Politik/Inland

Pilz fordert Pürstl zum Rücktritt auf

Die Grünen erheben im Zusammenhang mit dem Wiener Akademikerball vergangenen Freitag weitere Vorwürfe gegen Polizeipräsident Gerhard Pürstl. Dieser habe bestätigt, einige Monate Mitglied der deutschnationalen Burschenschaft Franko-Cherusker gewesen zu sein. Für den Abgeordneten Peter Pilz stellen sich nun einige Fragen, aus seiner Sicht ist Pürstl als Wiener Polizeipräsident "untragbar". Pürstl weist die Vorwürfe gegenüber der APA zurück: Er unterhalte keine Verbindungen mehr zu Burschenschaften.

Pürstl habe bestätigt, "einige Monate" bei der Burschenschaft gewesen zu sein, so Peter Pilz bei einer Pressekonferenz am Freitag. Das Dokumentationsarchiv des österreichischen Widerstandes (DÖW) attestiert dieser ein Naheverhältnis zum Rechtsradikalismus. Der Polizeipräsident gab außerdem an, noch "lose Kontakte" zu "Freunden aus der Mittelschule und auch aus verschiedenen Verbindungen" zu haben. Dabei rede man aber "nie über Burschenschaften, sondern über Privates oder auch Berufliches".

Dies empörte Pilz, war Pürstl als Polizeipräsident doch für den Polizeieinsatz bei der Demonstration gegen den Akademikerball der FPÖ zuständig. Weiters wies er darauf hin, dass Herwig Götschober sowohl einer der "führenden Köpfe" der Franko-Cherusker als auch eine "Schlüsselfigur" beim Ballorganisator sei.

"Ungeklärte Verbindung"

Der Grünen-Mandatar möchte nun wissen, zu welchen Verbindungen und Personen Pürstl nach wie vor Kontakt hat und ob der Ball und der Polizeieinsatz am Freitag Gegenstand in Gesprächen mit Burschenschaftervertreten war. Aufgrund seiner Verantwortung für die Eskalation bei der Demo gegen den Ball und die "ungeklärte Verbindung" zu den Ball-Veranstaltern hält Pilz den Polizeipräsidenten für "untragbar". Pürstl solle zurücktreten oder abberufen werden, forderte er.

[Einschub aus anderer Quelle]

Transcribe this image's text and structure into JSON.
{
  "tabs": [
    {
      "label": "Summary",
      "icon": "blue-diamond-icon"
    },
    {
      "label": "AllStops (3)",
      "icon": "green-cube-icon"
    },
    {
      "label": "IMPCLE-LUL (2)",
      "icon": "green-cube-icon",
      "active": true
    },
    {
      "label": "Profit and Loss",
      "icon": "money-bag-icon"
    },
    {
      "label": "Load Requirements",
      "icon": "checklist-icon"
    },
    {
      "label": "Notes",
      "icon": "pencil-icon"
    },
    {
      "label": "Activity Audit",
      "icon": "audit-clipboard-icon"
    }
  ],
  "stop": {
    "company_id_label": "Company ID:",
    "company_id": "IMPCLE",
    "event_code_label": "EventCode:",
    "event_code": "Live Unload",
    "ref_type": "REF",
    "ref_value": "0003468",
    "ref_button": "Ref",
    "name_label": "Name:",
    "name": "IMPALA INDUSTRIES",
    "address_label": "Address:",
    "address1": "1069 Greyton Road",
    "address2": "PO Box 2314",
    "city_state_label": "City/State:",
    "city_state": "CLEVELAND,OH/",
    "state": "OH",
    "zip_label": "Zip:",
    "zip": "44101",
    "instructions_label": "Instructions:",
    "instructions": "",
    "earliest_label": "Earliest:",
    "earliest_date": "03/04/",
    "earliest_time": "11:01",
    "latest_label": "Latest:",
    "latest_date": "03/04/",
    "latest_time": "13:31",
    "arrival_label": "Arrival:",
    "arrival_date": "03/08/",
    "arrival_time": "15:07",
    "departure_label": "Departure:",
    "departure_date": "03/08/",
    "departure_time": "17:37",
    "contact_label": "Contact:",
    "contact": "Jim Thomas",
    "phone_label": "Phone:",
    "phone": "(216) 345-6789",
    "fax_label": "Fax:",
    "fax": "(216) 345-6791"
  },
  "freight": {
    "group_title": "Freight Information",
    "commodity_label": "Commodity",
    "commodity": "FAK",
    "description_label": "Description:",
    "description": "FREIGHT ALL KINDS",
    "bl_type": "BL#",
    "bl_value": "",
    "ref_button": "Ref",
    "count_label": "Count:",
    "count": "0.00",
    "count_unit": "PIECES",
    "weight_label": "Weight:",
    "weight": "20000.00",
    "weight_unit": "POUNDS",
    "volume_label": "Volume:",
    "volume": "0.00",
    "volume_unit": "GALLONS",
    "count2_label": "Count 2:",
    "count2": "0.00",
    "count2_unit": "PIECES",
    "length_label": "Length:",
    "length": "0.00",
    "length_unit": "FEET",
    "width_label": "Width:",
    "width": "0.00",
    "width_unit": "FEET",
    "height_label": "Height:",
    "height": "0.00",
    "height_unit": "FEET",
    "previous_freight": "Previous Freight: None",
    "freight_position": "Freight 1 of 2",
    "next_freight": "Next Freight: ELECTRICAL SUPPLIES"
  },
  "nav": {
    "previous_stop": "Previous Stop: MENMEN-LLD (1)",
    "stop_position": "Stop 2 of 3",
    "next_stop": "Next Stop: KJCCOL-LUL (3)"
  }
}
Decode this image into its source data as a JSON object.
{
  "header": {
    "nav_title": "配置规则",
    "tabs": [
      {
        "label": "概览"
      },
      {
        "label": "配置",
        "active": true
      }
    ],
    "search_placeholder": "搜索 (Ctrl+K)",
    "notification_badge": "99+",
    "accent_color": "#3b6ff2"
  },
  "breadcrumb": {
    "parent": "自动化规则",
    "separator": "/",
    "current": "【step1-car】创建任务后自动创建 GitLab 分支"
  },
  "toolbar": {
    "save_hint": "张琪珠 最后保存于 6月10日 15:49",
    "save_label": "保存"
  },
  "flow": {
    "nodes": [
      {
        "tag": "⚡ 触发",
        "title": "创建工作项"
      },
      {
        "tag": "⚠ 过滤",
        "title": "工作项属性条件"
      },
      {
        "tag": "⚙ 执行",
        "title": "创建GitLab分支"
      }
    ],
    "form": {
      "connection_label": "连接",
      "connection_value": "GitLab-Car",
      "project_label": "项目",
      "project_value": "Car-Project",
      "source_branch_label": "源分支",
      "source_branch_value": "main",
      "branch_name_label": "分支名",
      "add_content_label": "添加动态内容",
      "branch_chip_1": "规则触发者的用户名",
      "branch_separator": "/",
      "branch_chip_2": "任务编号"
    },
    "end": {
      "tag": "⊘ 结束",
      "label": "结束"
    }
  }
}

Pilz pocht auf eine parlamentarische Aufklärung der Fragen und kündigte mehrere Anfragen an. Die erste brachte er am heutigen Freitag an Innenministerin Johanna Mikl-Leitner ein.

Pürstl verteidigt sich

Pürstl wies die Vorwürfe zurück: Er habe während seiner Mittelschulzeit für einige Monate bei der Verbindung Franko-Cherusker geschnuppert, bestätigte ein Polizeisprecher, diese jedoch im Alter von 17 Jahren verlassen. Heute unterhalte er keine Kontakte mehr zur Burschenschaft. Der Polizeipräsident pflege keine Kontakte mit der Burschenschaft oder deren Mitgliedern. Ebenso nicht zum von Pilz genannten Herwig Götschober. Die Burschenschaft Franko-Cherusker habe Pürstl 1979, im Alter von 17 Jahren, nach ein paar Monaten wieder verlassen. Alle Fragen, etwa ob der Akademikerball Gegenstand von Besprechungen zwischen Pürstl und Burschenschaftern gewesen sei, sind laut dem Polizeisprecher mit "Nein" zu beantworten.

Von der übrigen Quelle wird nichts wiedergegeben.